In-depth understanding of Go panic and recover

  Back end, Error, golang, php

As a gophper, I believe that you are very interested inpanicAndrecoverCertainly not strange, but have you ever thought about it? After we execute these two statements. What happened on the ground floor? A few days ago, I just talked to my colleagues about some related topics. I found that everyone’s understanding of this topic was rather vague. I hope this article can tell you why and what it has done from a deeper angle.

Original address:In-depth understanding of Go panic and recover

Thinking

First, why will suspend operation

func main() {
    panic("EDDYCJY.")
}

Output results:

$ go run main.go
panic: EDDYCJY.

goroutine 1 [running]:
main.main()
    /Users/eddycjy/go/src/github.com/EDDYCJY/awesomeProject/main.go:4 +0x39
exit status 2

Please think about it, why is it implementedpanicWill it cause the application to stop running? (instead of just saying it was done.)panicSo it’s over.

Second, why not suspend operation

func main() {
    defer func() {
        if err := recover(); err != nil {
            log.Printf("recover: %v", err)
        }
    }()

    panic("EDDYCJY.")
}

Output results:

$ go run main.go 
2019/05/11 23:39:47 recover: EDDYCJY.

Please think about it, why adddefer+recoverCan the combination protect the application?

Three, do not set the defer line

The second question above isdefer+recoverCombination, then I removedeferIs it okay? As follows:

func main() {
    if err := recover(); err != nil {
        log.Printf("recover: %v", err)
    }

    panic("EDDYCJY.")
}

Output results:

$ go run main.go
panic: EDDYCJY.

goroutine 1 [running]:
main.main()
    /Users/eddycjy/go/src/github.com/EDDYCJY/awesomeProject/main.go:10 +0xa1
exit status 2

Actually, I can’t. Gosh, after all, all the introductory courses are written.defer+recoverCombine “universal” capture. But why? RemovedeferAfter why can’t you capture?

Please think about why you need to set it up.deferAfterrecoverTo work?

At the same time, you also need to think carefully, we set updefer+recoverAfter the combination, can you be carefree? Have you written all kinds of “chaos”?

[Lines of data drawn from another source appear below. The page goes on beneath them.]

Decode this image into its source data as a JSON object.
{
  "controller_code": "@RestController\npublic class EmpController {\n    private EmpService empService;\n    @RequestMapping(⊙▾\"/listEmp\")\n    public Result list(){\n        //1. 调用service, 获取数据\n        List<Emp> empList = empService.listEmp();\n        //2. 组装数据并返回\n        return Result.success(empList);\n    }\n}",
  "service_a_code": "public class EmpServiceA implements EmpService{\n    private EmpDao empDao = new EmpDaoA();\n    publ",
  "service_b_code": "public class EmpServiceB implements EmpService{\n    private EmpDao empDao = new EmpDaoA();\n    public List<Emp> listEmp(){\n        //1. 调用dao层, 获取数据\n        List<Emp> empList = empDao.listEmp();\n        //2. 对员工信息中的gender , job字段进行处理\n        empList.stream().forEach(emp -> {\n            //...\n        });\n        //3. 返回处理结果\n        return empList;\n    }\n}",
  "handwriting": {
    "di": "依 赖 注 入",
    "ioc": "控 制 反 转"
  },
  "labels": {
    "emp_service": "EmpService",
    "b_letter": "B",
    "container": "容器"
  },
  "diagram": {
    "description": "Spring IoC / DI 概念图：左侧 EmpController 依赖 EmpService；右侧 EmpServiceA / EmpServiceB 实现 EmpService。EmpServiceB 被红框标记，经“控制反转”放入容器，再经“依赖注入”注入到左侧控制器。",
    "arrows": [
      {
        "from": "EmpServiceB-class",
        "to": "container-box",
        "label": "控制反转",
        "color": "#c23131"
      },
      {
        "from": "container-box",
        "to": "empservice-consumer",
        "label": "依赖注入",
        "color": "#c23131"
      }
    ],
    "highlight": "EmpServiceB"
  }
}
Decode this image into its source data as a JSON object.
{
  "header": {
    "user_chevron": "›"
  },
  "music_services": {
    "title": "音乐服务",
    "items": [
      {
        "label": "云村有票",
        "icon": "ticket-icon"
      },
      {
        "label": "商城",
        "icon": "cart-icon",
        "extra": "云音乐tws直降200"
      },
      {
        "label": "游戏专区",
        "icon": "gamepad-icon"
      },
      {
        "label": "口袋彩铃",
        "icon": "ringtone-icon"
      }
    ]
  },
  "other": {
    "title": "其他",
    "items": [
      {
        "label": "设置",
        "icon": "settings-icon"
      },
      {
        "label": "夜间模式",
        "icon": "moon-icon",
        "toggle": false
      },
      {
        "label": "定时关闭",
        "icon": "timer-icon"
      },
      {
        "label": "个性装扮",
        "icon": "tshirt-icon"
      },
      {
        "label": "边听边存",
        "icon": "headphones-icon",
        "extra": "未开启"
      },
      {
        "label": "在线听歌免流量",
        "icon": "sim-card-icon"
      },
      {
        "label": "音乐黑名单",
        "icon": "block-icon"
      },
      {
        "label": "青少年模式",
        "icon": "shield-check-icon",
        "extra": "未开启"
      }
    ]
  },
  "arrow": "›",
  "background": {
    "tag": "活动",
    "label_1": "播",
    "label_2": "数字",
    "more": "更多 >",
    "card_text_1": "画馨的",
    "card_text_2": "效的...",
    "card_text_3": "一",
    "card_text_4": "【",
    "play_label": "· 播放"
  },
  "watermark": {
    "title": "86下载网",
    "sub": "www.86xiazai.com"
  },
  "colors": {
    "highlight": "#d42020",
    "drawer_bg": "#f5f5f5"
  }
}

Why can’t a goroutine work?

func main() {
    go func() {
        defer func() {
            if err := recover(); err != nil {
                log.Printf("recover: %v", err)
            }
        }()
    }()

    panic("EDDYCJY.")
}

Output results:

$ go run main.go 
panic: EDDYCJY.

goroutine 1 [running]:
main.main()
    /Users/eddycjy/go/src/github.com/EDDYCJY/awesomeProject/main.go:14 +0x51
exit status 2

Please think about why there is a new one.GoroutineCan’t you catch an exception? What the hell happened …

Source code

Next, we will take the above 4+1 small questions to start the analysis and analysis of the source code, trying to find the answers to the questions and more why from reading the source code

Data structure

type _panic struct {
    argp      unsafe.Pointer
    arg       interface{} 
    link      *_panic 
    recovered bool
    aborted   bool 
}

InpanicIs the use of_panicAs its basic unit, each executionpanicStatement, a_panic. It contains some basic fields for storing the currentpanicThe call involves the following fields:

  • Argp: pointingdeferPointer to the parameter of the deferred call
  • arg:panicThe reason for this is to callpanicParameter passed in when
  • Link: Pointing to the last call_panic
  • recovered:panicWhether it has been processed, that is, whether it has beenrecover
  • aborted:panicIs it suspended?

In addition, through viewinglinkField, you can know that it is a linked list data structure, as shown in the figure below:

image

Panic

func main() {
    panic("EDDYCJY.")
}

Output results:

$ go run main.go
panic: EDDYCJY.

goroutine 1 [running]:
main.main()
    /Users/eddycjy/go/src/github.com/EDDYCJY/awesomeProject/main.go:4 +0x39
exit status 2

Let’s check it outpanicWhere is the specific logic to be handled, as follows:

$ go tool compile -S main.go
"".main STEXT size=66 args=0x0 locals=0x18
    0x0000 00000 (main.go:23)    TEXT    "".main(SB), ABIInternal, $24-0
    0x0000 00000 (main.go:23)    MOVQ    (TLS), CX
    0x0009 00009 (main.go:23)    CMPQ    SP, 16(CX)
    ...
    0x002f 00047 (main.go:24)    PCDATA    $2, $0
    0x002f 00047 (main.go:24)    MOVQ    AX, 8(SP)
    0x0034 00052 (main.go:24)    CALL    runtime.gopanic(SB)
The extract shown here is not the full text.